I have an open question for Mr. Pearson, subject of recent flames.

You speak of the right way for digital being absolutely perfect square waves.
This implies a set of basis waveforms that are square waves, not sinusoidal.

For all of us out here that are still stuck in Fourierland, the basic idea of
Fourier waveform approximation is that sinusoids of differing
frequencies form an orthogonal set of basis vectors in "music space", if you
will, exactly the same as the x,y, and z axes do in 3-space.  Hence the
position of any point can be represented by appropriate scalings of each basis
vector.  If we can find another set of orthogonal basis vectors, it will do
just as well as sinusoids for waveform approximation as the number of vectors
in the set gets large.

It seems to me I remember a series of waveforms, I think they were called
Bloch or Bragg functions, that are square waves.  Hence, you only need one
component, or a very small number anyway, to adequately reproduce an impulse.
Unfortunately, you need an infinite number to properly reproduce a sine wave.
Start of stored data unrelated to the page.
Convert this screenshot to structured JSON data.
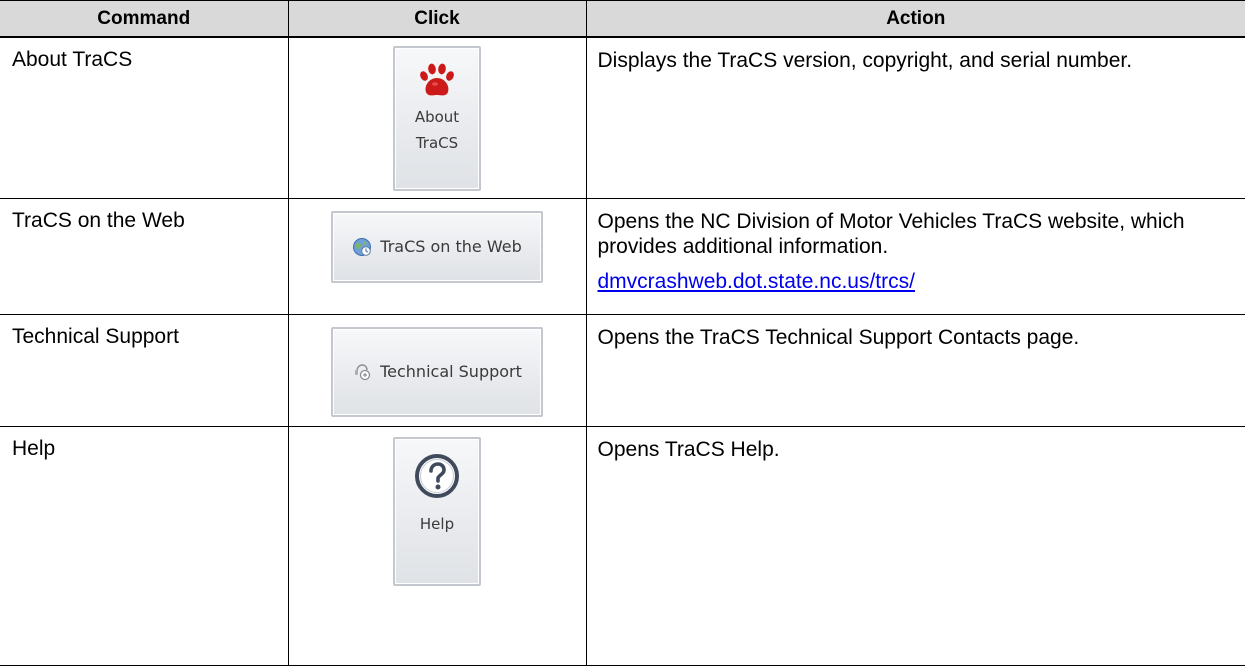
{
  "table": {
    "headers": {
      "command": "Command",
      "click": "Click",
      "action": "Action"
    },
    "rows": [
      {
        "command": "About TraCS",
        "button": {
          "line1": "About",
          "line2": "TraCS",
          "icon": "paw-icon"
        },
        "action": "Displays the TraCS version, copyright, and serial number."
      },
      {
        "command": "TraCS on the Web",
        "button": {
          "label": "TraCS on the Web",
          "icon": "globe-icon"
        },
        "action": "Opens the NC Division of Motor Vehicles TraCS website, which provides additional information.",
        "link": "dmvcrashweb.dot.state.nc.us/trcs/"
      },
      {
        "command": "Technical Support",
        "button": {
          "label": "Technical Support",
          "icon": "support-icon"
        },
        "action": "Opens the TraCS Technical Support Contacts page."
      },
      {
        "command": "Help",
        "button": {
          "label": "Help",
          "icon": "help-question-icon"
        },
        "action": "Opens TraCS Help."
      }
    ]
  },
  "colors": {
    "header_bg": "#d9d9d9",
    "link": "#0000ee",
    "paw_red": "#cc1a1a",
    "help_icon_border": "#3f4b5c"
  }
}
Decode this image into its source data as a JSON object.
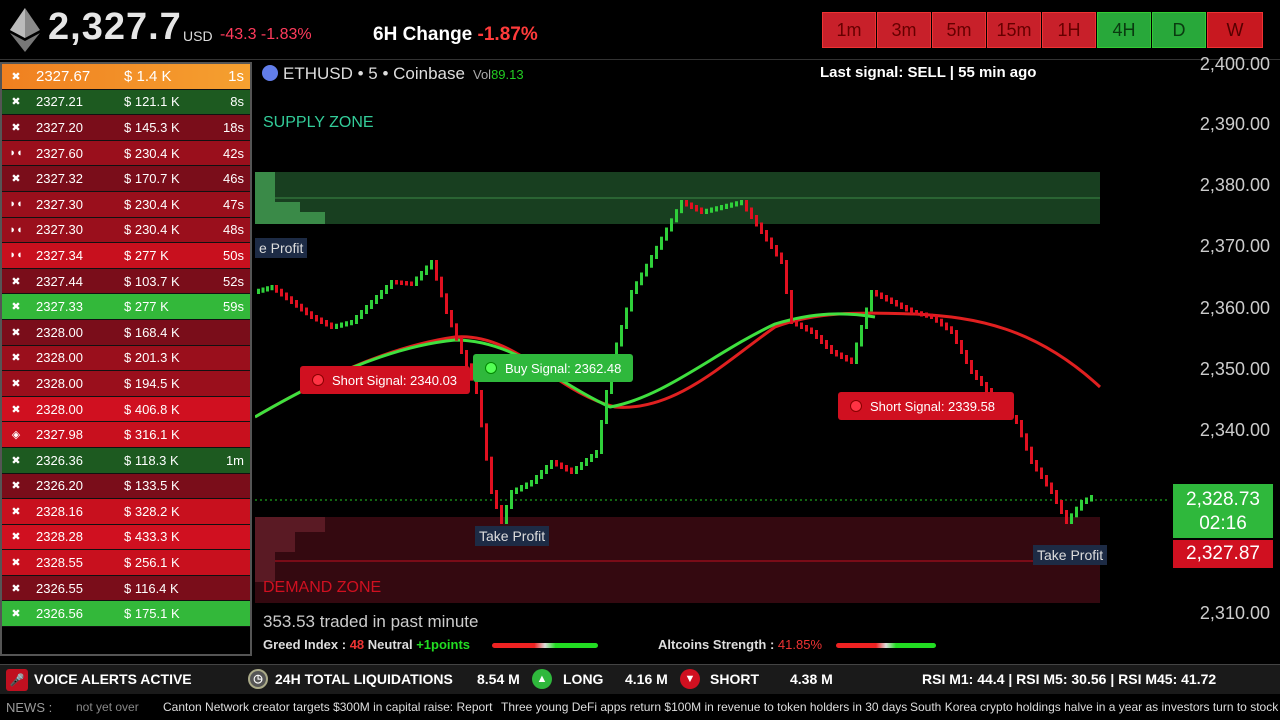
{
  "header": {
    "price": "2,327.7",
    "currency": "USD",
    "change": "-43.3 -1.83%",
    "six_h_label": "6H Change",
    "six_h_value": "-1.87%"
  },
  "timeframes": [
    "1m",
    "3m",
    "5m",
    "15m",
    "1H",
    "4H",
    "D",
    "W"
  ],
  "trades": [
    {
      "price": "2327.67",
      "value": "$ 1.4 K",
      "time": "1s",
      "style": "o1"
    },
    {
      "price": "2327.21",
      "value": "$ 121.1 K",
      "time": "8s",
      "style": "g1"
    },
    {
      "price": "2327.20",
      "value": "$ 145.3 K",
      "time": "18s",
      "style": "r1"
    },
    {
      "price": "2327.60",
      "value": "$ 230.4 K",
      "time": "42s",
      "style": "r2"
    },
    {
      "price": "2327.32",
      "value": "$ 170.7 K",
      "time": "46s",
      "style": "r1"
    },
    {
      "price": "2327.30",
      "value": "$ 230.4 K",
      "time": "47s",
      "style": "r2"
    },
    {
      "price": "2327.30",
      "value": "$ 230.4 K",
      "time": "48s",
      "style": "r2"
    },
    {
      "price": "2327.34",
      "value": "$ 277 K",
      "time": "50s",
      "style": "r3"
    },
    {
      "price": "2327.44",
      "value": "$ 103.7 K",
      "time": "52s",
      "style": "r1"
    },
    {
      "price": "2327.33",
      "value": "$ 277 K",
      "time": "59s",
      "style": "g2"
    },
    {
      "price": "2328.00",
      "value": "$ 168.4 K",
      "time": "",
      "style": "r1"
    },
    {
      "price": "2328.00",
      "value": "$ 201.3 K",
      "time": "",
      "style": "r2"
    },
    {
      "price": "2328.00",
      "value": "$ 194.5 K",
      "time": "",
      "style": "r2"
    },
    {
      "price": "2328.00",
      "value": "$ 406.8 K",
      "time": "",
      "style": "r4"
    },
    {
      "price": "2327.98",
      "value": "$ 316.1 K",
      "time": "",
      "style": "r3"
    },
    {
      "price": "2326.36",
      "value": "$ 118.3 K",
      "time": "1m",
      "style": "g1"
    },
    {
      "price": "2326.20",
      "value": "$ 133.5 K",
      "time": "",
      "style": "r1"
    },
    {
      "price": "2328.16",
      "value": "$ 328.2 K",
      "time": "",
      "style": "r3"
    },
    {
      "price": "2328.28",
      "value": "$ 433.3 K",
      "time": "",
      "style": "r4"
    },
    {
      "price": "2328.55",
      "value": "$ 256.1 K",
      "time": "",
      "style": "r3"
    },
    {
      "price": "2326.55",
      "value": "$ 116.4 K",
      "time": "",
      "style": "r1"
    },
    {
      "price": "2326.56",
      "value": "$ 175.1 K",
      "time": "",
      "style": "g2"
    }
  ],
  "chart": {
    "symbol": "ETHUSD • 5 • Coinbase",
    "vol_label": "Vol",
    "vol_value": "89.13",
    "last_signal": "Last signal: SELL  | 55 min ago",
    "supply_zone": "SUPPLY ZONE",
    "demand_zone": "DEMAND ZONE",
    "short1": "Short Signal: 2340.03",
    "buy1": "Buy Signal: 2362.48",
    "short2": "Short Signal: 2339.58",
    "tp_top": "e Profit",
    "tp1": "Take Profit",
    "tp2": "Take Profit"
  },
  "axis": [
    "2,400.00",
    "2,390.00",
    "2,380.00",
    "2,370.00",
    "2,360.00",
    "2,350.00",
    "2,340.00",
    "2,310.00"
  ],
  "price_box": {
    "current": "2,328.73",
    "countdown": "02:16",
    "bid": "2,327.87"
  },
  "stats": {
    "traded": "353.53  traded in past minute",
    "greed_label": "Greed Index :",
    "greed_value": "48",
    "greed_text": "Neutral",
    "greed_points": "+1points",
    "alt_label": "Altcoins Strength :",
    "alt_value": "41.85%"
  },
  "bottom": {
    "voice": "VOICE ALERTS ACTIVE",
    "liq_label": "24H TOTAL  LIQUIDATIONS",
    "liq_value": "8.54 M",
    "long_label": "LONG",
    "long_value": "4.16 M",
    "short_label": "SHORT",
    "short_value": "4.38 M",
    "rsi": "RSI M1: 44.4 | RSI M5: 30.56 | RSI M45: 41.72"
  },
  "news": {
    "label": "NEWS :",
    "items": [
      "not yet over",
      "Canton Network creator targets $300M in capital raise: Report",
      "Three young DeFi apps return $100M in revenue to token holders in 30 days",
      "South Korea crypto holdings halve in a year as investors turn to stock ma"
    ]
  }
}
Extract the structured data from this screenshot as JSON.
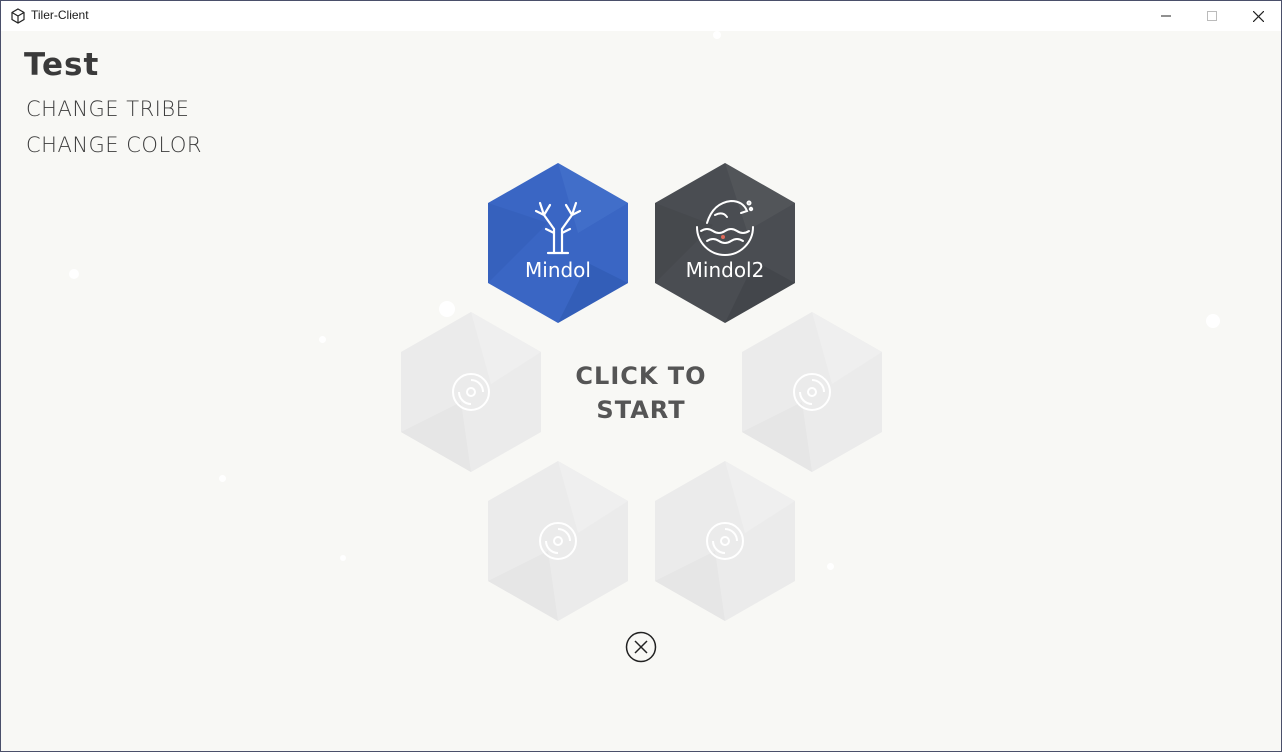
{
  "window": {
    "title": "Tiler-Client"
  },
  "player": {
    "name": "Test"
  },
  "menu": {
    "change_tribe": "CHANGE TRIBE",
    "change_color": "CHANGE COLOR"
  },
  "tribes": [
    {
      "name": "Mindol",
      "icon": "tree-icon",
      "color": "#3a66c4"
    },
    {
      "name": "Mindol2",
      "icon": "dolphin-wave-icon",
      "color": "#4a4d52"
    }
  ],
  "empty_slot_icon": "disc-icon",
  "empty_slot_color": "#ebebeb",
  "start": {
    "label": "CLICK TO START"
  },
  "colors": {
    "background": "#f8f8f5",
    "text": "#3a3a3a",
    "start_text": "#555555"
  }
}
SO, the decision comes down to:
what does your source signal look like?  Does it look like an impulse? Then
don't use sine waves.  Does it look like a sine wave?   Then use sine waves.
I'm not even going to discuss the problems of generating in a causal fashion
perfect square waves and what one has to do to play back the signal on
conventional audio systems.

Mr. Pearson, might this be some of what you are alluding to?

the wandering squash,
-- 
				Shaun Simpkins

uucp:	{ucbvax,decvax,chico,pur-ee,cbosg,ihnss}!teklabs!tekcad!vice!shauns
CSnet:	shauns@tek
ARPAnet:shauns.tek@rand-relay

tony@asgb.UUCP (06/28/84)

In reference to the mention of non-sinusoidal basis functions, I believe
you're referring to "Walsh" functions.

And on that note, I believe I'll hit the 'U' key and rid myself of faulty
arguments put forth by people who obviously have no knowledge of signal
theory. ark@rabbit's letter was quite correct, and to refute incorrect
arguments any further would require starting from the ground up, and I
don't feel like typing in chapters of good ol' McGillem & Cooper.

Tony Andrews
BSEE '81